'Kita selamatkan dia.'
'Tidak, kita harus membunuhnya.'
'Kita tidak membutuhkannya.'
'Kita membutuhkannya.'
'Keseimbangan akan hancur.'
'Kami akan menjaga itu.'
'Kalau begitu kita bunuh mereka berdua.'
"HAH! HAH! HAH!"
Seorang perempuan muda yang semula tidur lelap seketika terjaga dengan napas terengah-engah. Dia mengusap tetes air dingin yang terasa mengalir membasahi kening hingga lehernya.
Dia menyentuh lehernya yang tadinya terasa tercekik dan menggelengkan kepala ngeri. "Sial, aku nyaris mati!" ucapnya pertama kali.
Dia sangat takut. Kegelapan yang menelannya saat itu sangat mengerikan. Dia bahkan merasa tak merasakan oksigen sedikit pun yang bisa dia hirup. Dia seperti dijebak dalam kotak sempit yang gelap nan sesak.
Prak! Pyarrr!
"NONA MUDA!" teriak seseorang dari samping.
Gadis muda itu pun menoleh dan mengernyit mendapati seorang perempuan yang jauh lebih muda darinya sedang menangis histeris memeluknya. Kepalanya sontak terisi akan tanda tanya besar mempertanyakan identitas dari orang dihadapannya.
'Eh? Siapa ini?' batinnya kaget.
"Nona muda, astaga, Nona. Saya sangat takut karena nona tidak bangun selama satu bulan!" ucap orang asing itu sambil menangis yang semakin membuat Mia bingung.
Mia ingin berbicara namun dia merasa tenggorokannya terlalu sakit dan juga kering kerontang. Mata Mia segera berkelana mencari air yang bisa meredakan dahaga yang mencekiknya.
Melihat kegelisahan di wajah sang nona membuat pelayan muda itu dengan cepat mengerti situasinya. Dia mengambil air minum yang disediakan di atas meja. Gadis muda itu lantas mengangkat nampan berisi gelas dan menyerahkan pada Mia sembari menundukkan kepalanya dengan hormat.
Mia agak kaget dengan cara gadis itu memberikan air padanya namun, dia tidak mau berpikir lebih. Dia sedang sangat kehausan!
"Nona, anda tidak tahu betapa khawatirnya saya karena Nona tidak pernah membuka mata Nona sejak satu bulan yang lalu. Saya lega karena Nona akhirnya bisa bangun.
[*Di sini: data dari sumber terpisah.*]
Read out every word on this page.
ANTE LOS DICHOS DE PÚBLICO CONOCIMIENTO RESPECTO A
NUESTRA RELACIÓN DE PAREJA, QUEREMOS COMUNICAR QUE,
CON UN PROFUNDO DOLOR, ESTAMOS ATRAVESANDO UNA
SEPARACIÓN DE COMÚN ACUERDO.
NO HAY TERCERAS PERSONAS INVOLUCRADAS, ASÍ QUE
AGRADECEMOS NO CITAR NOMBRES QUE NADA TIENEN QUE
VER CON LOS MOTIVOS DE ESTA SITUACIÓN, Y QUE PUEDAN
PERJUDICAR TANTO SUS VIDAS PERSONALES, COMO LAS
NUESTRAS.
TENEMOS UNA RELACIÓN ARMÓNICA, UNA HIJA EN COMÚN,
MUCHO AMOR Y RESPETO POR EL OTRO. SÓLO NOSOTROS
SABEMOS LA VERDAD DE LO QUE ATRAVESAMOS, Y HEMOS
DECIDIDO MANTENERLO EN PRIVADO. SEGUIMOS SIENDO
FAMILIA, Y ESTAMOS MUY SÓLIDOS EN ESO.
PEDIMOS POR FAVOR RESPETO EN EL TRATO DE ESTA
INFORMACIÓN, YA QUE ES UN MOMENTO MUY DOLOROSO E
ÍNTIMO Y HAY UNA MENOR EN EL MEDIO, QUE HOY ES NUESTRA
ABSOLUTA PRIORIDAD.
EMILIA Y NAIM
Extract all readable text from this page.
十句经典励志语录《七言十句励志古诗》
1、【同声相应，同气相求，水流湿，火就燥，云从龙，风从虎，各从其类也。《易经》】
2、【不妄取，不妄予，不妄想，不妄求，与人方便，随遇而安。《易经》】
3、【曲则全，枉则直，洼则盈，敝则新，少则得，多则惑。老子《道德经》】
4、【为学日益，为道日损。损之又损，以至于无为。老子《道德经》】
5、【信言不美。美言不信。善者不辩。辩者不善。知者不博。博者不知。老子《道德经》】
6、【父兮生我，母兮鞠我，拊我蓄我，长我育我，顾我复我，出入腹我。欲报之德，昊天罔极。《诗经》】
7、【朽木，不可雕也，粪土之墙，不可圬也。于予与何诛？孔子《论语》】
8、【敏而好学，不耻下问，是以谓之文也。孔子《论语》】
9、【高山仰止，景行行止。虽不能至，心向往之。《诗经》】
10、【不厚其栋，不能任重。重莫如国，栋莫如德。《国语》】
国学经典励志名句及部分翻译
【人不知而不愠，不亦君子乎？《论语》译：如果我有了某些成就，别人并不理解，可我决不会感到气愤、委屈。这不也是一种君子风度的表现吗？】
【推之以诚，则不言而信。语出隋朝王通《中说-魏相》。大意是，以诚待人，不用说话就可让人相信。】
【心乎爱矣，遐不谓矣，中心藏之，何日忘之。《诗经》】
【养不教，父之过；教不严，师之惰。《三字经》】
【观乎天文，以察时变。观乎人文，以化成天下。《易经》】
Semua orang pasti akan sangat bahagia mendengar kabar bahagia ini."
'Uh, dia berisik.'
Mia menyentuh kepalanya yang sakit dan meringis.
'Tunggu? Apa? Satu bulan? Nona? Apa yang anak ini bicarakan?'
Dyan mengembalikan gelas berwarna emas itu kemudian memiringkan kepalanya dan mengernyit aneh. "Satu bulan? Apa? Bukankah baru beberapa saat yang lalu aku bersiap membeli ... Oh sial! Tiketku!" teriak Mia mengejutkan.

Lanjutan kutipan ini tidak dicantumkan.